La vulnérabilité de ces nouveaux moyens de déplacement

Aujourd’hui la mobilité est au cœur des réflexions de toutes les villes

Notre monde va de plus en plus vite, la technologie automobile n’a jamais été aussi performante, les transports en commun sont de plus en plus nombreux et pourtant nos centres villes sont saturés.
Chaque salarié français perd, en moyenne, 23 heures de leur temps dans les bouchons chaque année et jusqu'à 65 heures en Ile de France.

De nouveaux modes de transports, électriques ou non, s’invitent naturellement dans nos paysages urbains tels que la trottinette, les rollers, le vélo et l’overboard.
Lorsque la vitesse moyenne est de 16km/h pour les conducteurs de voiture en ville, la trottinette électrique est une alternative à étudier. Mais ce n’est pas sans risque... Une tendance ou une révolution dans nos déplacements ?

Ce que dit la loi aujourd’hui

Pour les trottinettes électriques et overboards aucune législation n’a été mise en place ce qui provoque une vraie difficulté dans le partage de voie publique. Nous attendons avec hâte une loi définissant les droits et obligations de chaque usager, celle-ci devrait voir le jour courant de l’année 2019.

Ce qui est certain, c'est que le trottoir n’est pas une voie de circulation adaptée pour ces nouveaux modes de circulations urbain. A partir du moment où la trottinette a la capacité d’aller à une vitesse plus importante que 25 km/h, elle devra être homologuée pour la route. Pour les autres, il sera nécessaire de trancher et organiser leur place dans les villes.

Pour rappel, les automobilistes souhaitant dépasser une trottinette ou un overboard devront le faire dans les mêmes conditions qu’un dépassement de cycliste (sous peine d’une perte de 3 points) :
  - Respecter les distances de sécurité latérales, 1 mètre en agglomération et 1,5
    mètres hors agglomération
  - Procéder à un dépassement par la droite.

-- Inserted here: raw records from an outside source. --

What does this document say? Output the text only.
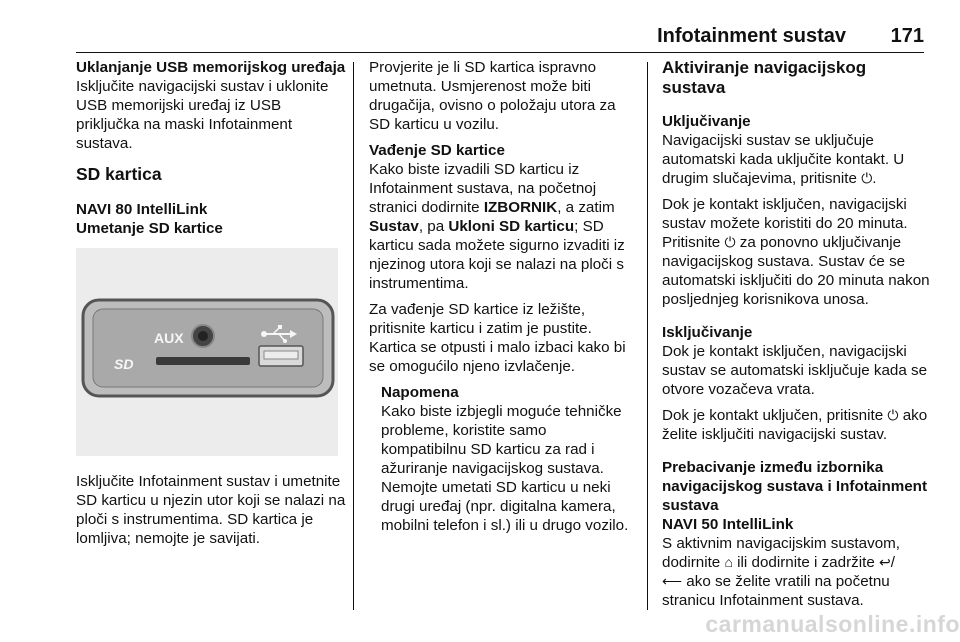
Infotainment sustav 171
Uklanjanje USB memorijskog uređaja

Isključite navigacijski sustav i uklonite USB memorijski uređaj iz USB priključka na maski Infotainment sustava.

SD kartica
NAVI 80 IntelliLink
Umetanje SD kartice
AUX
SD

Isključite Infotainment sustav i umetnite SD karticu u njezin utor koji se nalazi na ploči s instrumentima. SD kartica je lomljiva; nemojte je savijati.

Provjerite je li SD kartica ispravno umetnuta. Usmjerenost može biti drugačija, ovisno o položaju utora za SD karticu u vozilu.

Vađenje SD kartice

Kako biste izvadili SD karticu iz Infotainment sustava, na početnoj stranici dodirnite IZBORNIK, a zatim Sustav, pa Ukloni SD karticu; SD karticu sada možete sigurno izvaditi iz njezinog utora koji se nalazi na ploči s instrumentima.

Za vađenje SD kartice iz ležište, pritisnite karticu i zatim je pustite. Kartica se otpusti i malo izbaci kako bi se omogućilo njeno izvlačenje.

Napomena
Kako biste izbjegli moguće tehničke probleme, koristite samo kompatibilnu SD karticu za rad i ažuriranje navigacijskog sustava. Nemojte umetati SD karticu u neki drugi uređaj (npr. digitalna kamera, mobilni telefon i sl.) ili u drugo vozilo.
Aktiviranje navigacijskog sustava
Uključivanje

Navigacijski sustav se uključuje automatski kada uključite kontakt. U drugim slučajevima, pritisnite ⏻.

Dok je kontakt isključen, navigacijski sustav možete koristiti do 20 minuta. Pritisnite ⏻ za ponovno uključivanje navigacijskog sustava. Sustav će se automatski isključiti do 20 minuta nakon posljednjeg korisnikova unosa.

Isključivanje

Dok je kontakt isključen, navigacijski sustav se automatski isključuje kada se otvore vozačeva vrata.

Dok je kontakt uključen, pritisnite ⏻ ako želite isključiti navigacijski sustav.

Prebacivanje između izbornika navigacijskog sustava i Infotainment sustava
NAVI 50 IntelliLink

S aktivnim navigacijskim sustavom, dodirnite ⌂ ili dodirnite i zadržite ↩/
⟵ ako se želite vratili na početnu stranicu Infotainment sustava.

carmanualsonline.info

Concernant les trottinettes non électriques et les rollers, ils doivent circuler uniquement sur les trottoirs, respecter les feux tricolores et emprunter les passages protégés (articles R. 412-36 à 43 du code de la route). La vitesse
maximum pour se déplacer sur un trottoir est de 6km/h.

Les accidents sont en forte hausse pour les trottinettes électriques

La réglementation n’impose pas (encore) le port du casque et cela n’invite pas les usagers de trottinettes électriques à s’en munir (seulement 4% des usagers déclarent porter un casque en 2017).
La conséquence est lourde : 284 blessés et 5 tués en 2017. Les blessures à la tête représentent 40% d'entre eux.

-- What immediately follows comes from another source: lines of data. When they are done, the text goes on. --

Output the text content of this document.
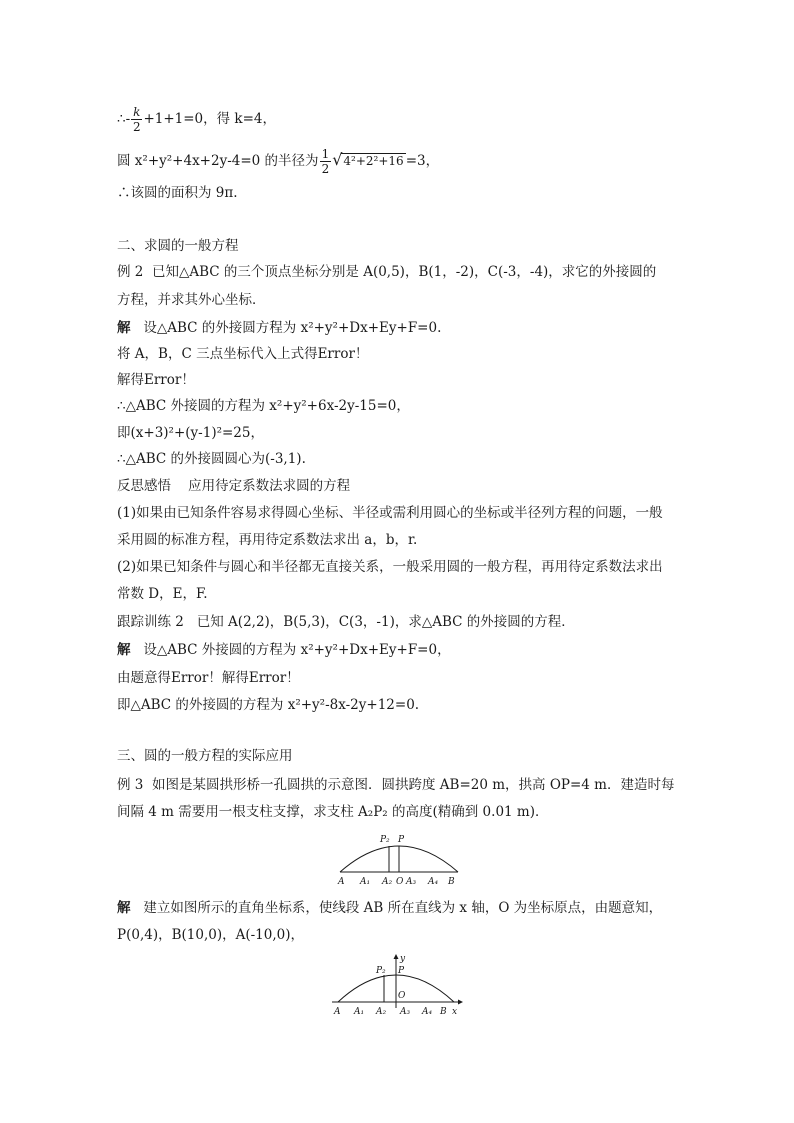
∴- $\frac{k}{2} +1+1=0$，得 k=4，
圆 x²+y²+4x+2y-4=0 的半径为 $\frac{1}{2} √4^2+2^2+16 =3$，
∴该圆的面积为 9π.
二、求圆的一般方程
例 2 已知△ABC 的三个顶点坐标分别是 A(0,5)，B(1，-2)，C(-3，-4)，求它的外接圆的
方程，并求其外心坐标．
解 设△ABC 的外接圆方程为 x²+y²+Dx+Ey+F=0.
将 A，B，C 三点坐标代入上式得Error！
解得Error！
∴△ABC 外接圆的方程为 x²+y²+6x-2y-15=0，
即(x+3)²+(y-1)²=25，
∴△ABC 的外接圆圆心为(-3,1).
反思感悟 应用待定系数法求圆的方程
(1)如果由已知条件容易求得圆心坐标、半径或需利用圆心的坐标或半径列方程的问题，一般
采用圆的标准方程，再用待定系数法求出 a，b，r.
(2)如果已知条件与圆心和半径都无直接关系，一般采用圆的一般方程，再用待定系数法求出
常数 D，E，F.
跟踪训练 2 已知 A(2,2)，B(5,3)，C(3，-1)，求△ABC 的外接圆的方程．
解 设△ABC 外接圆的方程为 x²+y²+Dx+Ey+F=0，
由题意得Error！解得Error！
即△ABC 的外接圆的方程为 x²+y²-8x-2y+12=0.
三、圆的一般方程的实际应用
例 3 如图是某圆拱形桥一孔圆拱的示意图．圆拱跨度 AB=20 m，拱高 OP=4 m．建造时每
间隔 4 m 需要用一根支柱支撑，求支柱 A₂P₂ 的高度(精确到 0.01 m)．
P₂ P
A A₁ A₂ O A₃ A₄ B
解 建立如图所示的直角坐标系，使线段 AB 所在直线为 x 轴，O 为坐标原点，由题意知，
P(0,4)，B(10,0)，A(-10,0)，
y
P₂ P
O
A A₁ A₂ A₃ A₄ B x
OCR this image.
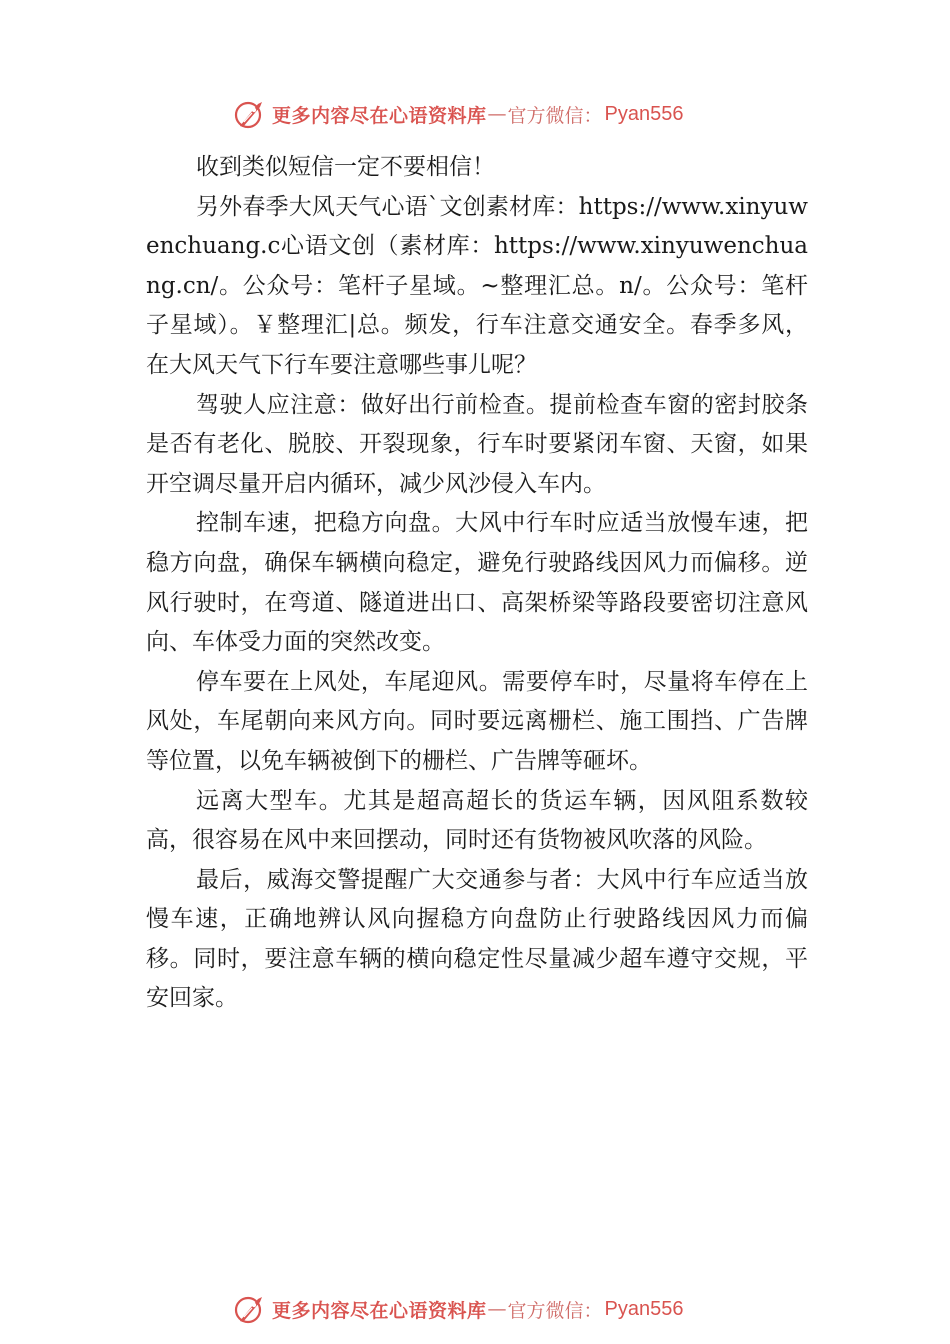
更多内容尽在心语资料库 — 官方微信： Pyan556

收到类似短信一定不要相信！

另外春季大风天气心语`文创素材库：https://www.xinyuwenchuang.c心语文创（素材库：https://www.xinyuwenchuang.cn/。公众号：笔杆子星域。~整理汇总。n/。公众号：笔杆子星域）。￥整理汇|总。频发，行车注意交通安全。春季多风， 在大风天气下行车要注意哪些事儿呢？

驾驶人应注意：做好出行前检查。提前检查车窗的密封胶条是否有老化、脱胶、开裂现象，行车时要紧闭车窗、天窗，如果开空调尽量开启内循环，减少风沙侵入车内。

控制车速，把稳方向盘。大风中行车时应适当放慢车速，把稳方向盘，确保车辆横向稳定，避免行驶路线因风力而偏移。逆风行驶时，在弯道、隧道进出口、高架桥梁等路段要密切注意风向、车体受力面的突然改变。

停车要在上风处，车尾迎风。需要停车时，尽量将车停在上风处，车尾朝向来风方向。同时要远离栅栏、施工围挡、广告牌等位置，以免车辆被倒下的栅栏、广告牌等砸坏。

远离大型车。尤其是超高超长的货运车辆，因风阻系数较高，很容易在风中来回摆动，同时还有货物被风吹落的风险。

最后，威海交警提醒广大交通参与者：大风中行车应适当放慢车速，正确地辨认风向握稳方向盘防止行驶路线因风力而偏移。同时，要注意车辆的横向稳定性尽量减少超车遵守交规，平安回家。

更多内容尽在心语资料库 — 官方微信： Pyan556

Finalement, même si conduire une trottinette est d’apparence simple, ce n’est pas le moyen de transport le plus maniable. Elle dispose de petites roues ce qui augmente le risque d’accrochage dans un milieu urbain peu régulier, une stabilité fragile qui provoque rapidement la chute, un angle de braquage faible et une quasi absence d’amortisseurs. 

La trottinette est donc une alternative séduisante mais risquée. Il faut que sa conduite soit rapidement encadrée et que chaque usager adopte une conduite prudente et citoyenne.